Someone, probably an alleged Digital Native, probably is thinking “Luddite.” Did I say “no can do”? When computers were just one step ahead of Eniac and Univac and still called Electronic Brains…that’s when I started with computers. I’ve seen it all and done a lot of it; the “About Robert” page here has some of it, so I’ll not belabor the point much further than to say…I’ve programmed in Fortran and Assembler and C, including some Windows apps, beta tested for, among others, Microsoft and Adobe (including the PDF spec; every time you use a PDF file, there’s a little bit of me there). Kiddies, you claim to be Digital Natives, but being able to use a smartphone is not being a digital native.
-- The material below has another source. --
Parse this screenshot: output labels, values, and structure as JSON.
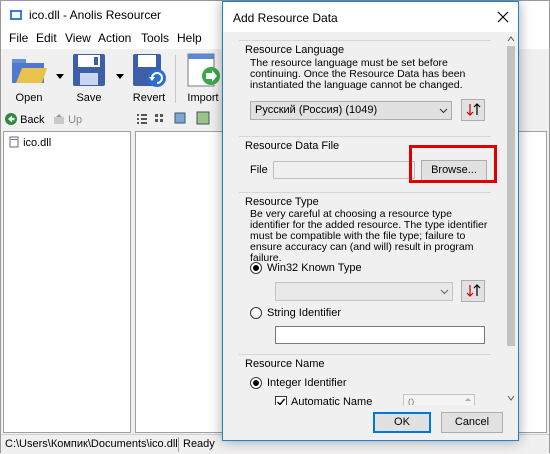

I claim the title for myself, and others of my generation, who got in on the ground floor of computing. So watch it when you say “so easy your grandmother could use it”…because I’m of grandparent age, have done and can do things digitally that will leave you at the starting line. So there.

Don’t get me wrong. I do digital all the time. Being able to yank in an 1896 in PDF format is wonderful. But it’s also wonderful to go after that book in a library…serendipity is sadly underrated these days. Some of the best references I ever had came from a book or journal I just happened to notice as I was going after something else. Of course, you can’t get a manuscript finished if you’re always doing serendipity. I always make time for it even when I’m working the digital to meet a deadline.

And maybe that’s he key thing here. An analog day forces you to do serendipity because you have time for it, because you don’t have to schedule it. It restores the balance. And that, in this usually unbalanced digital world of fast, fastest, instant and more instant…is something we humans need.